At first, Safire acknowledges, he didn't have much respect for Job-or for the God who, goaded into defending himself, roars out of a whirlwind the longest and most exquisite speech the Bible assigns to the Creator. Safire's initial dissatisfaction with Job was that, after the spectacular whirlwind speech, in which God overwhelms Job with his power and authority, the righteous Gentile caved in. "He didn't push his questions to God," Safire observes-as, say, an insistent White House reporter might. The columnist's dissatisfaction with God was prompted by the Almighty's refusal to address Job's legitimate complaint. Instead, God reminded Job that his ways are not man's ways-as some presidents are also wont to do.

But as Safire became absorbed in the text and its scholarly commentators, he says, "I was moved from skepticism to belief" Never mind the Scripture's "Hollywood ending," Safire advises, where God rewards Job's humble submission to an obviously higher power by restoring him to health and wealth and new progeny. (Like many Scripture scholars, Safire suspects that resolution of the plot was tacked on by pious Biblical editors to prove that God does indeed reward the virtuous in this life.) For Safire, the moral is that by sticking to his principles, Job forced Authority to show himself-and, for a brief moment, reveal something of his previously mysterious outlook. Central to that outlook, for Safire's political purposes, is God's insistence that he will not be mankind's moral enforcer. (Safire refuses, out of respect for the English language, to use the politically correct "humankind.") Instead, as Safire reads the text, God tells Job that on earth it is up to us to work out the rules of the game. And that's politics.

But the Book of Job, after all, isn't Aristotle's "Politics." Nonetheless, for Safire it is the part of sacred Scripture that provides what he calls "a bolstering effect" for his own sense of how governors and the governed ought to relate to each other. Although politics requires compromise, he writes, it also needs its Job-like dissidents who "refuse to accept injustice from any source." As one might expect, Safire cites the lonely witness of former Soviet dissidents Andrei Sakharov and Anatoly Shcharansky as exemplifying "the essence of the Jobanism" translated into politics.
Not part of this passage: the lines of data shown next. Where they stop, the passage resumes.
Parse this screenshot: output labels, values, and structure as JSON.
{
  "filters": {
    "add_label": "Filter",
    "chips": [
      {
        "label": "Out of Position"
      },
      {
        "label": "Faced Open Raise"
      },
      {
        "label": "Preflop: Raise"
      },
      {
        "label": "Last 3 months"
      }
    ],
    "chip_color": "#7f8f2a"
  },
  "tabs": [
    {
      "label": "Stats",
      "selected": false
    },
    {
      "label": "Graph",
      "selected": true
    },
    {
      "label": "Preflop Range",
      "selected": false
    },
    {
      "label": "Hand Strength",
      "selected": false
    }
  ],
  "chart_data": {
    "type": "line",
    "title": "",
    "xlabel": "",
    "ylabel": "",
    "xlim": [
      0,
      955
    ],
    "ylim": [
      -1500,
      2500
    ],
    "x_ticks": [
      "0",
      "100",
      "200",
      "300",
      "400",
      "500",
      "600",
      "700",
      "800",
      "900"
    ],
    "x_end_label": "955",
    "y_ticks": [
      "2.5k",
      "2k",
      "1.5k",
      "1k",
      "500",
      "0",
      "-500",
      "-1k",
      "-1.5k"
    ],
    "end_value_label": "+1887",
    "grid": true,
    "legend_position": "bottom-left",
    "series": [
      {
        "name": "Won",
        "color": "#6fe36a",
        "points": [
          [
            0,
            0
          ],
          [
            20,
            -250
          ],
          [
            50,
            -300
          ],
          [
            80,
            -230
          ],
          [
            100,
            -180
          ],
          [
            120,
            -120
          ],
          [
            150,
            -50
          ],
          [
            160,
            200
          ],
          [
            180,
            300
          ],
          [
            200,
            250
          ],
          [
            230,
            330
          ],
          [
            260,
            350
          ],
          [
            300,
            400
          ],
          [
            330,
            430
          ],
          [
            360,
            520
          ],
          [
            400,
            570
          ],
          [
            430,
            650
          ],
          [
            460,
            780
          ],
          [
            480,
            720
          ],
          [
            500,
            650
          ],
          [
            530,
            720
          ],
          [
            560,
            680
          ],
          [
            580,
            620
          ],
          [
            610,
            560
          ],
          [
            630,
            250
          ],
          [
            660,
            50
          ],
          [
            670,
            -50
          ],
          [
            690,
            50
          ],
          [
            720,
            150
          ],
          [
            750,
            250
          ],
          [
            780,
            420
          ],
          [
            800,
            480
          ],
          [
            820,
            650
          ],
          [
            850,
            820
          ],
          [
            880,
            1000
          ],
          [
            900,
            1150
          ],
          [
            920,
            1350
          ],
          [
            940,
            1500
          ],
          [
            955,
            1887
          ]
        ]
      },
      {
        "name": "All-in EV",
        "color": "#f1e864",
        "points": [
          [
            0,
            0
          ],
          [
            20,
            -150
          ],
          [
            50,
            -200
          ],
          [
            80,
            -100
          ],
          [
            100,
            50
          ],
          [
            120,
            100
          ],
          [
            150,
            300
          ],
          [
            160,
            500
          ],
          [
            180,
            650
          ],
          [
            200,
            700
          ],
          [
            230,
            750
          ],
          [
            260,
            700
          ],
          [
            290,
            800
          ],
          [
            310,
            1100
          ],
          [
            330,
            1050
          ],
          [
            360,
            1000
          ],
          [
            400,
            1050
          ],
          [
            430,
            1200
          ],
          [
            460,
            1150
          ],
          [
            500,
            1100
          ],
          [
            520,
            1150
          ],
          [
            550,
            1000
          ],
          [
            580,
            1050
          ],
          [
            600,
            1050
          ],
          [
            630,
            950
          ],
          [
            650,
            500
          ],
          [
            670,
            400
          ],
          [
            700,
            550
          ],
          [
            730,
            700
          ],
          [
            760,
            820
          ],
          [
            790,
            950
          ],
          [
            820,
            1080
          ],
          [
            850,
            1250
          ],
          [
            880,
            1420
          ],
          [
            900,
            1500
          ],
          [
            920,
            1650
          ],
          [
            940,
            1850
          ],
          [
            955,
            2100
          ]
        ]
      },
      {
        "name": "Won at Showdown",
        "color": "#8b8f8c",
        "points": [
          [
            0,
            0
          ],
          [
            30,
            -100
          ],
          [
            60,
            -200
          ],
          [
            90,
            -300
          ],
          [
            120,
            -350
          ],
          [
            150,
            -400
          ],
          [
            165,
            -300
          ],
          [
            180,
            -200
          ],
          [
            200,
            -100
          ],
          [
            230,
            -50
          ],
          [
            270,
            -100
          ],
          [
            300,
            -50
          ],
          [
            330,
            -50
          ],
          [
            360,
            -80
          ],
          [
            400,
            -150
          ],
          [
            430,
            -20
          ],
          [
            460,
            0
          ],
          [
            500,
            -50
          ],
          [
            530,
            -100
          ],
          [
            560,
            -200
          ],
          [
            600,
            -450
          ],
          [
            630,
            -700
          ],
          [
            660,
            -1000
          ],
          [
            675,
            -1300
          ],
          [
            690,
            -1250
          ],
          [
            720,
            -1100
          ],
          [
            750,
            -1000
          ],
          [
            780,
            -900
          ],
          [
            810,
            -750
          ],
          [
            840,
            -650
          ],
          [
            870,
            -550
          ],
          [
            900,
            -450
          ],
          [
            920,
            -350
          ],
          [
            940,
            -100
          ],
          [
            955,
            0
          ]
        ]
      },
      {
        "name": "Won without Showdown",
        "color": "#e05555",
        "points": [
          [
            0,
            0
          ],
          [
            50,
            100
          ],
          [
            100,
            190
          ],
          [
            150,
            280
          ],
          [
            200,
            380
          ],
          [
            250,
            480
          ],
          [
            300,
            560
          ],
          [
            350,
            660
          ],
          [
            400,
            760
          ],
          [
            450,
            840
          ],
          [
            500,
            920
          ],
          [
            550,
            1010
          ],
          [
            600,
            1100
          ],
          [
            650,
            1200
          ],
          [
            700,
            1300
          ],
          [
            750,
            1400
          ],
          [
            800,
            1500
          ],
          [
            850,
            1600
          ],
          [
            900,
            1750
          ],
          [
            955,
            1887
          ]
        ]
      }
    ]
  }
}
For dissenters in democratic societies, Safire discovers in the Book of Job a rather different lesson. "Job shows that you don't have to be worshipful of authority," he says. But like a true conservative, "he also never lost faith in God." Translated into political terms, the principle is that dissenters ought not to allow disputes with authority to become challenges to the very legitimacy of governments to govern. For too many years, argues Safire, a Republican, "the Democrats gave the perception that they were a bunch of fringe groups who were challenging not just the political authorities but the political system itelf--what some readily dismissed as 'the Establishment'." As for the Republicans, Safire feels that Job's anger at his friends for abandoning him offers a lesson about loyalty. He admires those men, like himself, who have remained Nixon loyalists despite Watergate-and those Kennedy loyalists who remain steadfast keepers of the flame.

What Safire fails to appreciate is that, even in Washington, there is more to life than politics. Indeed, if it weren't for the scholars and rabbis who see much more than political meaning in the Bible, there would be no commentary on the Book of Job from which a pundit can draw his inspiration. God can be ignored and usually is. But he can neither be impeached nor voted out of office. That, as even Job understood, is real Authority.